Roselyne Bachelot au Grand Jury RTL-LCI-Le Figaro
Notre Ministre de la Santé était hier soir la protagoniste du trio de chats du Grand Jury. Il me semble qu'il n'y a pas si longtemps qu'on l'a vue dans cette émission. Mais il est vrai que la grippe A(H1-N-1) la propulse au premier rang.
Les premières questions, appuyées, intrusives, portent cependant sur les rumeurs qui accompagnent l'engagement de ministres dans la campagne des régionales. Poussés à s'engager, mais promis à la démission forcée en cas de victoire, afin de se consacrer pleinement à leur nouvelle tache, on se doute que les états d'âme ne doivent pas les épargner. Pas du tout, répond la Ministre, qui, en politique, a du métier, "j'obéirai au Président de la République".
Même si la force du parti présidentiel réside dans sa discipline, il est difficile de croire que les personnalités qui en sont les piliers ont un esprit de "Marie-Louise"*. Il faut cependant se mettre dans la peau du Président.
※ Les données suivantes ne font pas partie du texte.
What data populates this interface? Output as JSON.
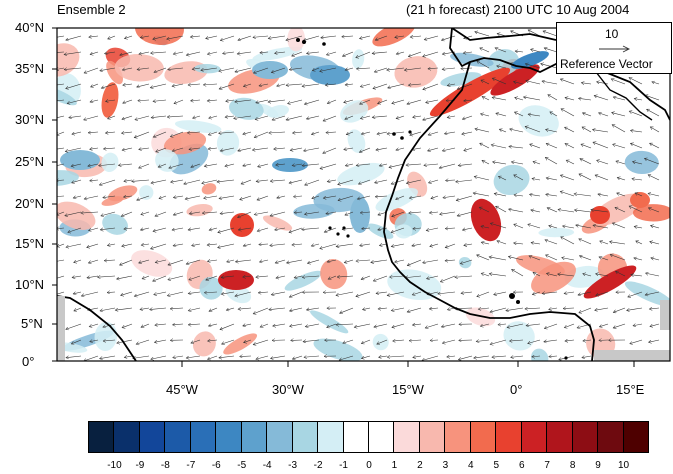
{
  "header": {
    "left_title": "Ensemble 2",
    "right_title": "(21 h forecast) 2100 UTC 10 Aug 2004"
  },
  "map": {
    "lat_labels": [
      "40°N",
      "35°N",
      "30°N",
      "25°N",
      "20°N",
      "15°N",
      "10°N",
      "5°N",
      "0°"
    ],
    "lon_labels": [
      "45°W",
      "30°W",
      "15°W",
      "0°",
      "15°E"
    ],
    "land_color": "#c8c8c8"
  },
  "reference_vector": {
    "value": "10",
    "label": "Reference Vector"
  },
  "colorbar": {
    "labels": [
      "-10",
      "-9",
      "-8",
      "-7",
      "-6",
      "-5",
      "-4",
      "-3",
      "-2",
      "-1",
      "0",
      "1",
      "2",
      "3",
      "4",
      "5",
      "6",
      "7",
      "8",
      "9",
      "10"
    ],
    "colors": [
      "#08203f",
      "#0a306b",
      "#12469a",
      "#1c5aa8",
      "#2a6fb7",
      "#3d87c2",
      "#5ea1cd",
      "#85bad8",
      "#a8d6e3",
      "#d4eef5",
      "#ffffff",
      "#ffffff",
      "#fbdada",
      "#f8b8ae",
      "#f7937d",
      "#f26b4e",
      "#e8412f",
      "#cc2124",
      "#b0151c",
      "#8d0d14",
      "#6e0a0f",
      "#4e0000"
    ]
  }
}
La décentralisation poussée très loin par Jean-Pierre Raffarin a abouti à ce que l'opposition, non handicapée par des responsabilités nationales peu compatibles avec des promesses démagogiques, a trusté les majorités régionales en 2004.
L'obsession de ces majorités, de leurs présidents, est la guerre avec l'État, accusé de pingrerie, de ne pas transférer intégralement les financements, en même temps que les responsabilités.
Les régions "font danser l'anse du panier", augmentent à deux chiffres les impôts régionaux, et n'ont pas de mal, tenant l'opinion à travers leur réseau de maires et de conseillers généraux, à en faire porter le chapeau à l'État. La structure féodale de la France s'est reconstituée en quelques années, quelques siècles après la reprise de contrôle par la Monarchie, maintenu par la République, de l'ensemble du territoire.
L'avantage de mettre en avant les ministres dans la campagne, c'est leur renommée, leur poids politique. Les présidents de région sont globalement inconnus de leurs administrés. Élus, les Ministres se transformeront en "missi dominici"**.
Sur la grande affaire du moment, la grippe A, la Ministre a la pleine possession de son dossier. Sa compétence professionnelle l'y avait préparée. L'obligation de résultat est dictée par le contexte politique, devenu structurel. Elle a donc asséné les grandes lignes et les détails de la tactique de la Santé Publique face à l'épidémie, laissant sans voix ses interlocuteurs, sauvés par le gong de la mi-temps.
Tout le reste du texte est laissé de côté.